Oh Gott. Ich schüttelte den Kopf, um aus meinen Tagträumen zu erwachen. Und was um Himmels Willen stellte ich mir da eigentlich gerade vor! Heute Morgen hatte ich mich noch über die Familie Johnson aufgeregt und jetzt stellte ich mir vor, wie es wäre mit Samantha zusammen zu sein. Zudem war sie noch ein Mädchen!
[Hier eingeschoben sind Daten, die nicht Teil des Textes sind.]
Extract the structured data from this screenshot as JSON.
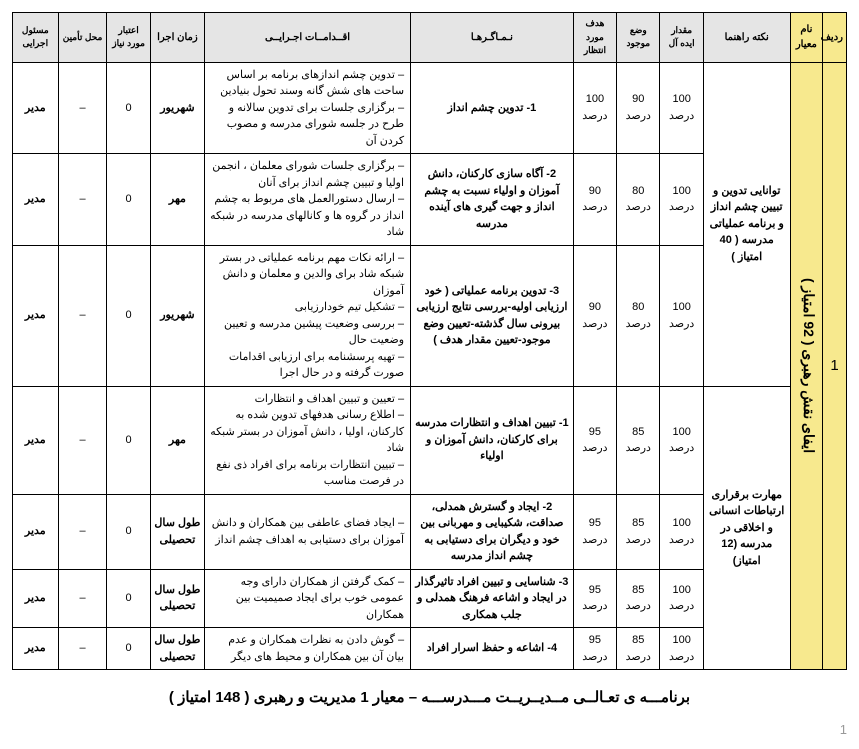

Ich hatte zwar nichts gegen Beziehung zwischen zwei Frauen und doch wollte ich keine. Schliesslich war ich heterosexuell. Auch wenn ich mir da nicht mehr so sicher war, wenn ich mir Samantha ansah.
Also drehte ich mich schnell um und sagte zu meinen Freunden: «Wir sollten gehen, sonst verpassen wir unseren Bus.»
Zoe folgte mir auch gleich, doch die beiden Jungs kamen nur widerwillig. Luke hatte leicht gerötete Wangen und meinte: «Samantha sieht aber schon unglaublich gut aus»
Ich nickte, doch als ich realisierte was ich da tat, verdrehte ich schnell die Augen, schaute ihn genervt an und lief mit Zoe voran. Hinter mir hörte ich Luke noch weiter mit Julian über Samantha schwärmen.